Os moradores do entorno da Marquês de Sapucaí, no centro do Rio de Janeiro, começaram hoje a serem removidos para habitações do programa Minha Casa, Minha Vida no conjunto Oiti, em Campo Grande, na zona oeste da cidade. As moradias vão ser demolidas como parte das obras de ampliação do setor 2 do sambódromo do Rio, visando o Carnaval do ano que vem e as Olimpíadas de 2016, quando o local será palco de duas provas. Pelo menos seis famílias, no entanto, resistem em sair.

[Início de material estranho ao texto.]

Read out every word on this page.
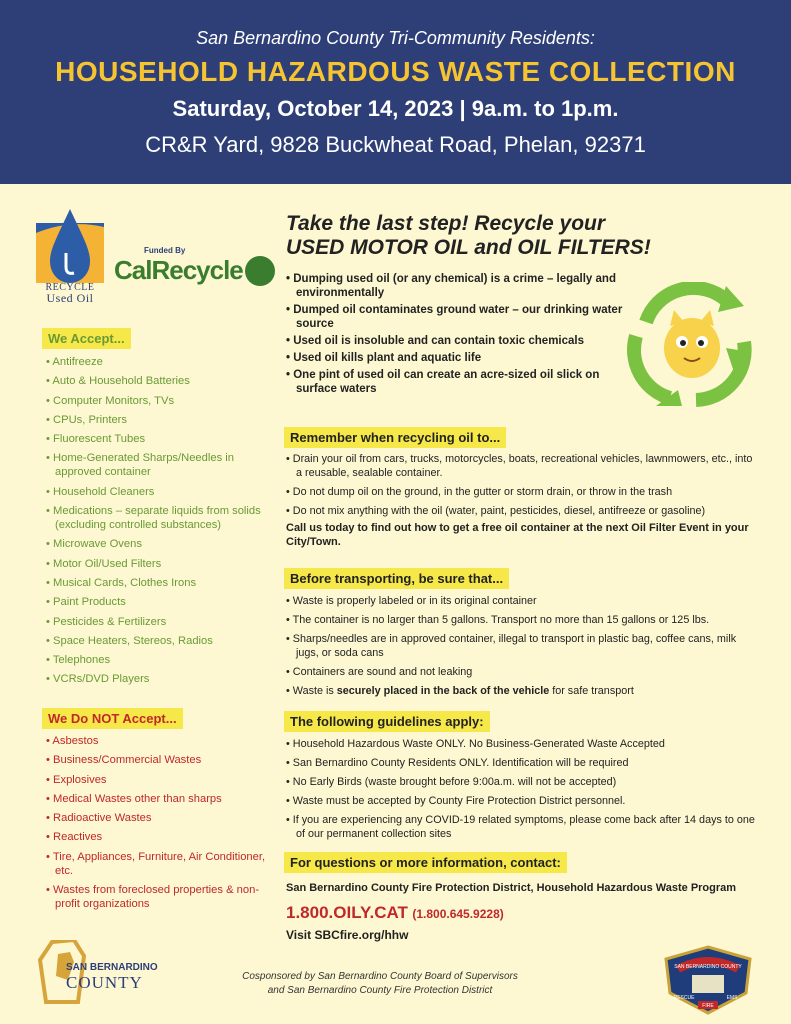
San Bernardino County Tri-Community Residents:
HOUSEHOLD HAZARDOUS WASTE COLLECTION
Saturday, October 14, 2023 | 9a.m. to 1p.m.
CR&R Yard, 9828 Buckwheat Road, Phelan, 92371
RECYCLE
Used Oil
Funded By
CalRecycle
We Accept...
• Antifreeze
• Auto & Household Batteries
• Computer Monitors, TVs
• CPUs, Printers
• Fluorescent Tubes
• Home-Generated Sharps/Needles in approved container
• Household Cleaners
• Medications – separate liquids from solids (excluding controlled substances)
• Microwave Ovens
• Motor Oil/Used Filters
• Musical Cards, Clothes Irons
• Paint Products
• Pesticides & Fertilizers
• Space Heaters, Stereos, Radios
• Telephones
• VCRs/DVD Players
We Do NOT Accept...
• Asbestos
• Business/Commercial Wastes
• Explosives
• Medical Wastes other than sharps
• Radioactive Wastes
• Reactives
• Tire, Appliances, Furniture, Air Conditioner, etc.
• Wastes from foreclosed properties & non-profit organizations
Take the last step! Recycle your
USED MOTOR OIL and OIL FILTERS!
• Dumping used oil (or any chemical) is a crime – legally and environmentally
• Dumped oil contaminates ground water – our drinking water source
• Used oil is insoluble and can contain toxic chemicals
• Used oil kills plant and aquatic life
• One pint of used oil can create an acre-sized oil slick on surface waters
Remember when recycling oil to...
• Drain your oil from cars, trucks, motorcycles, boats, recreational vehicles, lawnmowers, etc., into a reusable, sealable container.
• Do not dump oil on the ground, in the gutter or storm drain, or throw in the trash
• Do not mix anything with the oil (water, paint, pesticides, diesel, antifreeze or gasoline)
Call us today to find out how to get a free oil container at the next Oil Filter Event in your City/Town.
Before transporting, be sure that...
• Waste is properly labeled or in its original container
• The container is no larger than 5 gallons. Transport no more than 15 gallons or 125 lbs.
• Sharps/needles are in approved container, illegal to transport in plastic bag, coffee cans, milk jugs, or soda cans
• Containers are sound and not leaking
• Waste is securely placed in the back of the vehicle for safe transport
The following guidelines apply:
• Household Hazardous Waste ONLY. No Business-Generated Waste Accepted
• San Bernardino County Residents ONLY. Identification will be required
• No Early Birds (waste brought before 9:00a.m. will not be accepted)
• Waste must be accepted by County Fire Protection District personnel.
• If you are experiencing any COVID-19 related symptoms, please come back after 14 days to one of our permanent collection sites
For questions or more information, contact:
San Bernardino County Fire Protection District, Household Hazardous Waste Program
1.800.OILY.CAT (1.800.645.9228)
Visit SBCfire.org/hhw
SAN BERNARDINO
COUNTY	Cosponsored by San Bernardino County Board of Supervisors
and San Bernardino County Fire Protection District
SAN BERNARDINO COUNTY
RESCUE	EMS
FIRE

Elas reclamam da distância do novo endereço.

TIAGO ROGERO, Agência Estado

26 de abril de 2011 | 16h37

Karina de Souza, de 22 anos, mora com o marido e o filho de 9 meses. "Trabalho vendendo roupas aqui no centro. Como vou conseguir meu sustento morando tão longe? A clientela daqui é muito maior". A diarista Janeire da Silva, de 46 anos, foi a Campo Grande conhecer os apartamentos. "São até bonitos, novinhos, mas não servem para mim. Aqui, consigo até dois serviços por dia, e lá? No máximo, um", diz.

A ampliação do sambódromo começou na semana passada e tem previsão de término para dezembro, para não atrapalhar os preparativos das escolas de samba para o carnaval do ano que vem. Em 2016, nos Jogos Olímpicos do Rio, a Marquês de Sapucaí vai receber as disputas de tiro com arco e chegada da maratona.

Segundo a Secretaria Municipal de Habitação (SMH), das 51 famílias que serão removidas, 41 já se mudaram, e outras quatro devem fazê-lo até o fim da semana. "As demais famílias estão sendo chamadas à SMH para buscarmos uma solução", informou. Ainda de acordo com a assessoria de imprensa da Secretaria, "as famílias, que moravam em condições precárias, estão sendo reassentadas em moradias dignas, como toda a infraestrutura necessária".